A new batch of students were given active shooter training by University of Massachusetts police officer Brian Kellogg Monday night in the Integrative Learning Center. Kellogg has been giving these trainings to a mix of UMass employees and students for the last eight years.

“There’s a thin line between educating and scaring students, and I think that’s what administration is wrestling with,” Kellogg said.

This training was arranged by the journalism department, but like most of Kellogg’s trainings, it was open to the general UMass community. Kellogg said that there has been an uptick in interest in his presentations since the armed assault in Pierpont Hall last February, and that administration has been rethinking many safety policies since the incident.

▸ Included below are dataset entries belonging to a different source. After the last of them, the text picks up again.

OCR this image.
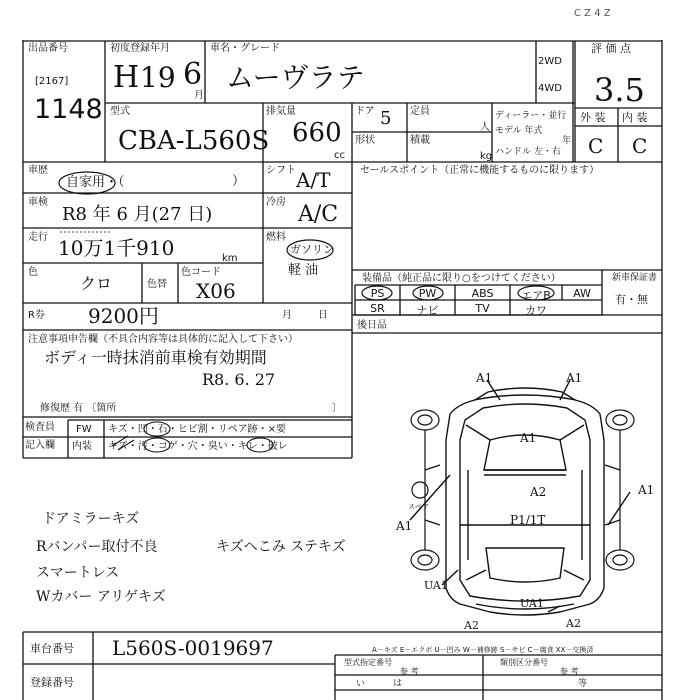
C Z 4 Z
出品番号
[2167]
1148
初度登録年月
H 19 6
月
車名・グレード
ムーヴラテ	2WD
4WD
評 価 点
3.5
型式
CBA-L560S
排気量
660
cc
ドア 5
形状
定員
人
積載
kg
ディーラー・並行
モデル 年式
年
ハンドル 左・右
外 装 内 装
C C
車歴
自家用・（	）
シフト A/T
車検
R8 年 6 月(27 日)
冷房 A/C
走行 10万1千910	km
燃料
ガソリン
軽 油
色
クロ	色替
色コード
X06
R券 9200円	月	日
セールスポイント（正常に機能するものに限ります）
装備品（純正品に限り○をつけてください）	新車保証書
有・無
PS	PW	ABS	エアB	AW
SR	ナビ	TV	カワ
後日品
注意事項申告欄（不具合内容等は具体的に記入して下さい）
ボディ一時抹消前車検有効期間
R8. 6. 27
修復歴 有 〔箇所	〕
検査員
記入欄
FW キズ・凹・石・ヒビ割・リペア跡・×要
内装 キズ・汚・コゲ・穴・臭い・キレ・破レ
ドアミラーキズ
Rバンパー取付不良	キズへこみ ステキズ
スマートレス
Wカバー アリゲキズ
A1	A1
A1
A2
P1/1T
A1
A1
UA1
UA1
A2
A2
スペア
A－キズ E－エクボ U－凹み W－補修跡 S－サビ C－腐食 XX－交換済
車台番号 L560S-0019697
登録番号
型式指定番号
参 考
類別区分番号
参 考
い	は	等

One upcoming change that UMass will see is that campus alerts will now give more specific directions through text and email. Many students last semester were at a loss for how to react to the advice that they should “shelter in place.”

Some students in attendance were surprised that more had not attended, while others came because they could receive extra credit.

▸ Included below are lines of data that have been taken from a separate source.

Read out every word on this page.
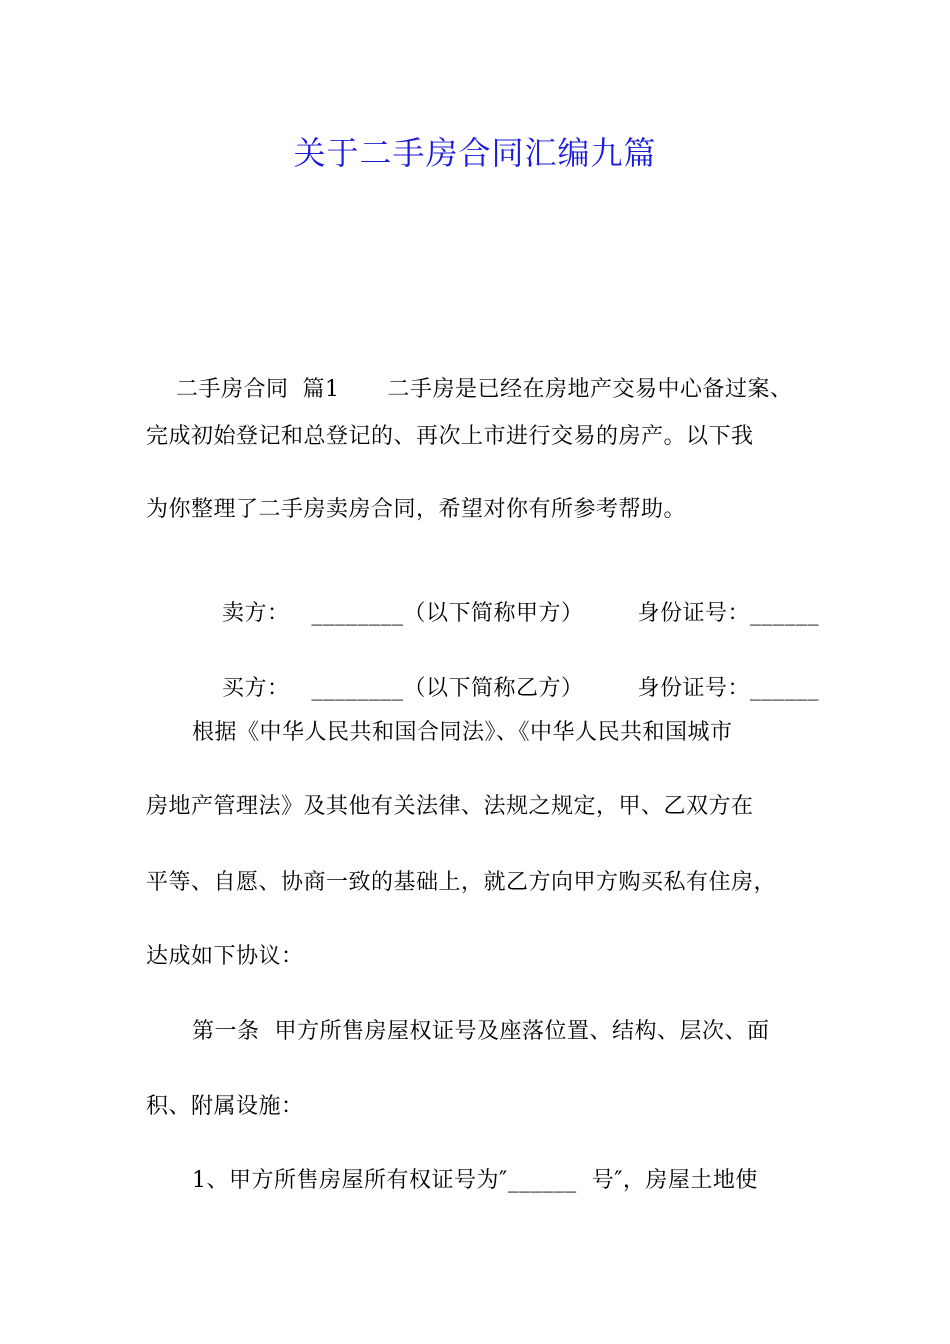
关于二手房合同汇编九篇

二手房合同 篇1 二手房是已经在房地产交易中心备过案、

完成初始登记和总登记的、再次上市进行交易的房产。以下我
为你整理了二手房卖房合同，希望对你有所参考帮助。

卖方： ________（以下简称甲方） 身份证号：______

买方： ________（以下简称乙方） 身份证号：______

根据《中华人民共和国合同法》、《中华人民共和国城市
房地产管理法》及其他有关法律、法规之规定，甲、乙双方在
平等、自愿、协商一致的基础上，就乙方向甲方购买私有住房，
达成如下协议：
第一条  甲方所售房屋权证号及座落位置、结构、层次、面
积、附属设施：
1、甲方所售房屋所有权证号为″______  号″，房屋土地使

“This is really necessary to learn,” said Maria Manning, a sophomore journalism major. “You never know what situation you might be in.”

Kellogg believes that an active shooter is the most dangerous situation a student can be in, and emphasizes on the importance of making sure people know what kind of safety measures can be taken.

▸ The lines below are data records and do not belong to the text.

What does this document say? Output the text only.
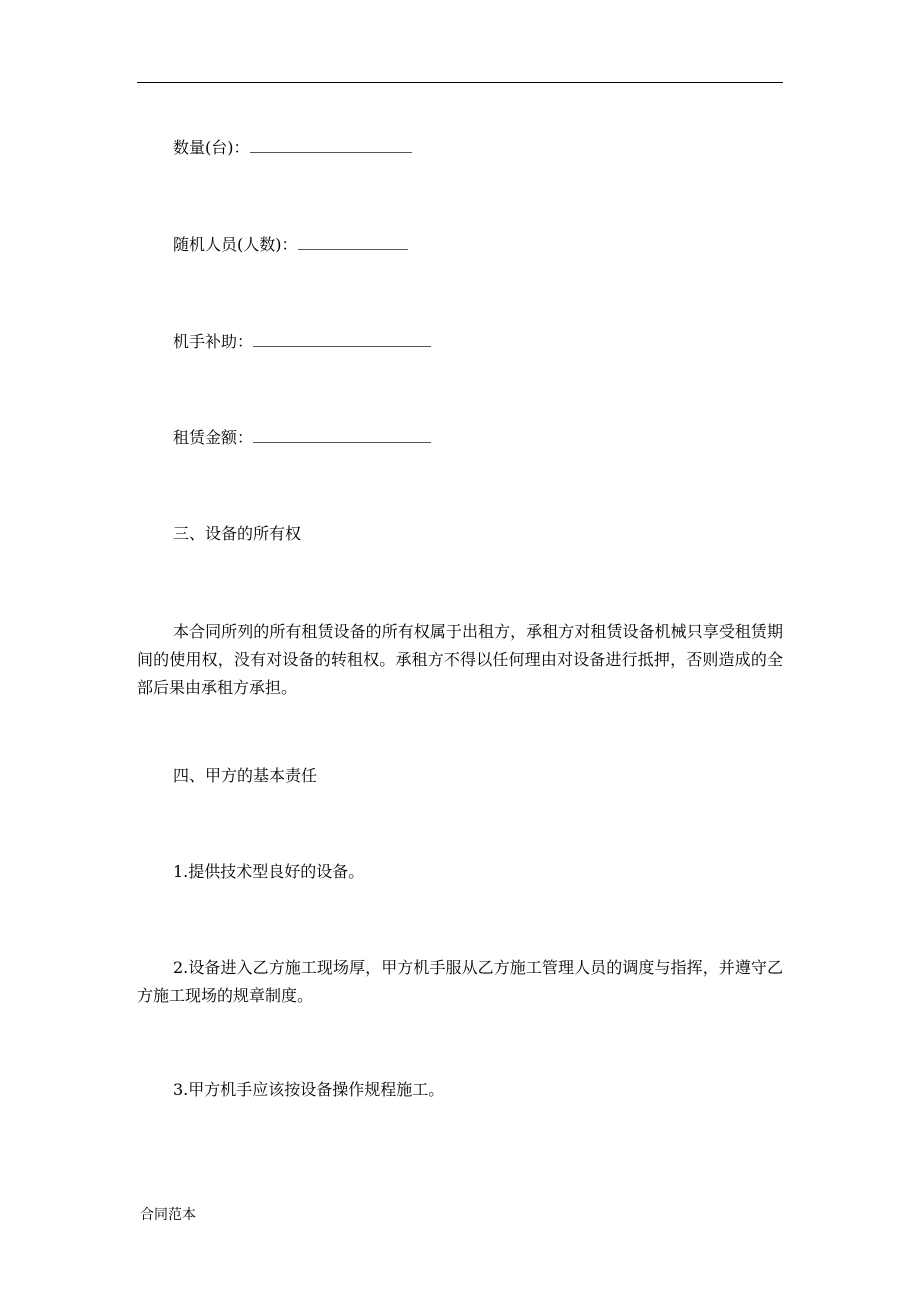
数量(台)：
随机人员(人数)：
机手补助：
租赁金额：
三、设备的所有权
本合同所列的所有租赁设备的所有权属于出租方，承租方对租赁设备机械只享受租赁期间的使用权，没有对设备的转租权。承租方不得以任何理由对设备进行抵押，否则造成的全部后果由承租方承担。
四、甲方的基本责任
1.提供技术型良好的设备。
2.设备进入乙方施工现场厚，甲方机手服从乙方施工管理人员的调度与指挥，并遵守乙方施工现场的规章制度。
3.甲方机手应该按设备操作规程施工。
合同范本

“It shouldn’t have been optional,” said Sabrina Negron, also a sophomore journalism student. “[Resident assistants] should know this.”

Kellogg estimates that he does 60 of these trainings each year, usually to groups of 30 students, with Monday’s session being roughly that size. His lesson uses video and lecture to emphasize on four main points: a survival mindset, how to get out of any situation that they might be in, how to have safe interactions with law enforcement and signing up for campus alerts.

“Safe interaction with law enforcement” means that in many situations, students need to be aware that police could potentially see them as a threat. Kellogg’s instruction emphasize they should behave as calmly as possible and not expect help from law enforcement beyond securing the active shooter.

The training also emphasized student initiative. “Most people have a fight, flight or freeze response to shooters,” Kellogg said. Using the example of Kent State, he said that classrooms led by teachers who took any kind of action were able to save more students than those who simply froze.

Kellogg’s recommended response to hearing gunshots is to “get out” of the building if one fears the shooter is in the same building, to “hide out” at a distance and to either “take out” and/or “call out,” meaning to immobilize the shooter as a group with a plan and to contact police enforcement.

According to Kellogg, 69 percent of active shooter incidents are ended by law enforcement within five minutes of reporting, while 48 percent are ended within two minutes.

Kellogg recommended that if students have concerns regarding a friend, classmate or hallmate who might become violent as a result of stress, that person can be taken to the Center for Counseling and Psychological Health on campus. Kellogg also suggested contacting UMPD to request a “wellness check” by a plainclothes police detective.